All of these statistics boil down to one thing: more tires needed by small fleets. No matter how you break it down, these figures reflect a healthy trucking economy that continues to grow. Trucking has transformed itself from an evolutionary business to a revolutionary force. Trucking has taken on a greater share of the transportation requirements of the economy with a corresponding need to increase not only the commercial vehicle fleets in use but also the employment of drivers and support personnel. But what impact will these changes have on you?

"In today's highly competitive truck marketplace, fleets are looking to eliminate or reduce every expense that does not contribute to their primary business of hauling freight," says Fleet Owner magazine. "So it's little wonder that tires have rolled to center stage. After wages and fuel, tires represent fleets' next highest operating expense.

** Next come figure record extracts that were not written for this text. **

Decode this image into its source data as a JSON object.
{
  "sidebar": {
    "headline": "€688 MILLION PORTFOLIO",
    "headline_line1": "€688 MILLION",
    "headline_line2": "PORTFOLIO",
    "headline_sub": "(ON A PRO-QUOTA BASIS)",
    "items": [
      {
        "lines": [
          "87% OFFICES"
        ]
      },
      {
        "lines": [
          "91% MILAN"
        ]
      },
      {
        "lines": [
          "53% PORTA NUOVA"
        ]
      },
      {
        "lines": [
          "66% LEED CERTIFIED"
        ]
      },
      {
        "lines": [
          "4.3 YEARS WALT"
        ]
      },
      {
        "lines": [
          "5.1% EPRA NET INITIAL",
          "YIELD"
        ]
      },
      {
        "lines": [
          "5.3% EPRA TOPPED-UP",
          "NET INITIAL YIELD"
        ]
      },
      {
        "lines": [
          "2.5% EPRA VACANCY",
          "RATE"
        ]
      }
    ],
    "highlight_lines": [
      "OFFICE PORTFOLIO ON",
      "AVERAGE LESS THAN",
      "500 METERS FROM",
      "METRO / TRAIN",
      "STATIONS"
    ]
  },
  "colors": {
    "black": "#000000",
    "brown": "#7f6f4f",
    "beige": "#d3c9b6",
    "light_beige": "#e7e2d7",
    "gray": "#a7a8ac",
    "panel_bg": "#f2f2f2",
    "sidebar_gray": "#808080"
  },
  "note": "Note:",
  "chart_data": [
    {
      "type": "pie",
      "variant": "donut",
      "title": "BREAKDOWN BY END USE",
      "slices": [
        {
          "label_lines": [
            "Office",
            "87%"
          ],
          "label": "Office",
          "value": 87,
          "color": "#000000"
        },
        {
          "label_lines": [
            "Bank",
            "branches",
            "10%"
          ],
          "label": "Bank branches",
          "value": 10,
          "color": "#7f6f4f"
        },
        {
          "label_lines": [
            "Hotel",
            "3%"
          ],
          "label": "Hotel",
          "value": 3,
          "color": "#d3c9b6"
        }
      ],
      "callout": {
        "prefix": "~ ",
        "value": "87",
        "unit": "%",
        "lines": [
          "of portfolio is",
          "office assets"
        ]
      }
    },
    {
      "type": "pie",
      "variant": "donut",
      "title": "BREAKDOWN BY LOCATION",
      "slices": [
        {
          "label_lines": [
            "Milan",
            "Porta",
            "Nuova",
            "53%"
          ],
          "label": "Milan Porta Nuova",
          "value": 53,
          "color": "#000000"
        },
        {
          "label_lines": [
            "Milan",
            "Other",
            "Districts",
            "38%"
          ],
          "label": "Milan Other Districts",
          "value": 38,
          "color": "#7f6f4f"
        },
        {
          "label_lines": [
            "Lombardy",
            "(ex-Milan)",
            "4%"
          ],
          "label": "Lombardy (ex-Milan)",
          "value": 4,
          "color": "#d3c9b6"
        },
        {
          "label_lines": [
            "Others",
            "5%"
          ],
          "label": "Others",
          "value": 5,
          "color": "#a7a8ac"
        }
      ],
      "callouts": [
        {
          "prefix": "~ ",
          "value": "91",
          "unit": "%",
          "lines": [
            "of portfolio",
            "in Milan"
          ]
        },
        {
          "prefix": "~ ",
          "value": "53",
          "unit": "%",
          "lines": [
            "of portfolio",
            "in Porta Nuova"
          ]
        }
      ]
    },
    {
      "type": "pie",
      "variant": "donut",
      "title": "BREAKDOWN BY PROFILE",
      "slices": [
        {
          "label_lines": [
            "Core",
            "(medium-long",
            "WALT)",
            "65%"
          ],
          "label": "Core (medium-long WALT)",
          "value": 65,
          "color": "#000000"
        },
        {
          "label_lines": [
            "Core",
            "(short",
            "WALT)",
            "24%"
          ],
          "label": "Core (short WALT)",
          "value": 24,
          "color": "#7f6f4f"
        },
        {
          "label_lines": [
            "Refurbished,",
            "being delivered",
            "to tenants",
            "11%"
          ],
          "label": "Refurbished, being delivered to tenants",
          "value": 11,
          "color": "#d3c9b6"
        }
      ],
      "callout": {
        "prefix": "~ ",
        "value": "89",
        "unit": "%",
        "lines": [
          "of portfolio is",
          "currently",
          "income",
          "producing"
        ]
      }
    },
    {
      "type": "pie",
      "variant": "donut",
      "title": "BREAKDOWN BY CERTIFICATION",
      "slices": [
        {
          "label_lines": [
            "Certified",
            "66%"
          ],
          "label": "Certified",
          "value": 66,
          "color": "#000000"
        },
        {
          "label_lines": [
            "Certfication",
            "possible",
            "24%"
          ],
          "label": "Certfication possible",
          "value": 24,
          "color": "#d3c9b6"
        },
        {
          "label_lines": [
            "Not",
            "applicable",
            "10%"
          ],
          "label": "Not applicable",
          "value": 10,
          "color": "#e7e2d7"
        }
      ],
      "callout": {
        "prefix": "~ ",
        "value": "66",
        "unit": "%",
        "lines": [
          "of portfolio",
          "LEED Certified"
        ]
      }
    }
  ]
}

"Following the same logic that has led many managers to turn over much of their shop operations to third parties, fleets are continuing to explore out-sourcing tire management to tire manufacturers, retreaders and dealers as a more effective alternative to in-house programs. While the number of heavy trucks increased in all maintenance groups, independent garages and dealerships witnessed the largest growth between 1992 and 1997 (independent garages grew 36%, while independent dealerships grew 41%). Both grabbed shares from owners and companies' maintenance facilities as more carriers are out-sourcing maintenance work."

Another reason many fleet managers will out-source tire maintenance is to avoid skilled labor shortages (driver turnover rates are running 95% annually for truckload carriers). Trucking companies are having enough problems trying to recruit and maintain a pool of drivers, much less staff their tire maintenance departments.

Transportation companies will continue to refocus their efforts on growth opportunities and their core competence. In other words, they will focus on what they do best: transportation and logistics.

Service will be the key criteria in securing this business. It will require a total tire management program including tracking purchases, retreading costs, scrap tire analysis, fleet inspections, tracking of tread and casing conditions, tire pressure monitoring, etc. But ultimately, the rewards can be tremendous.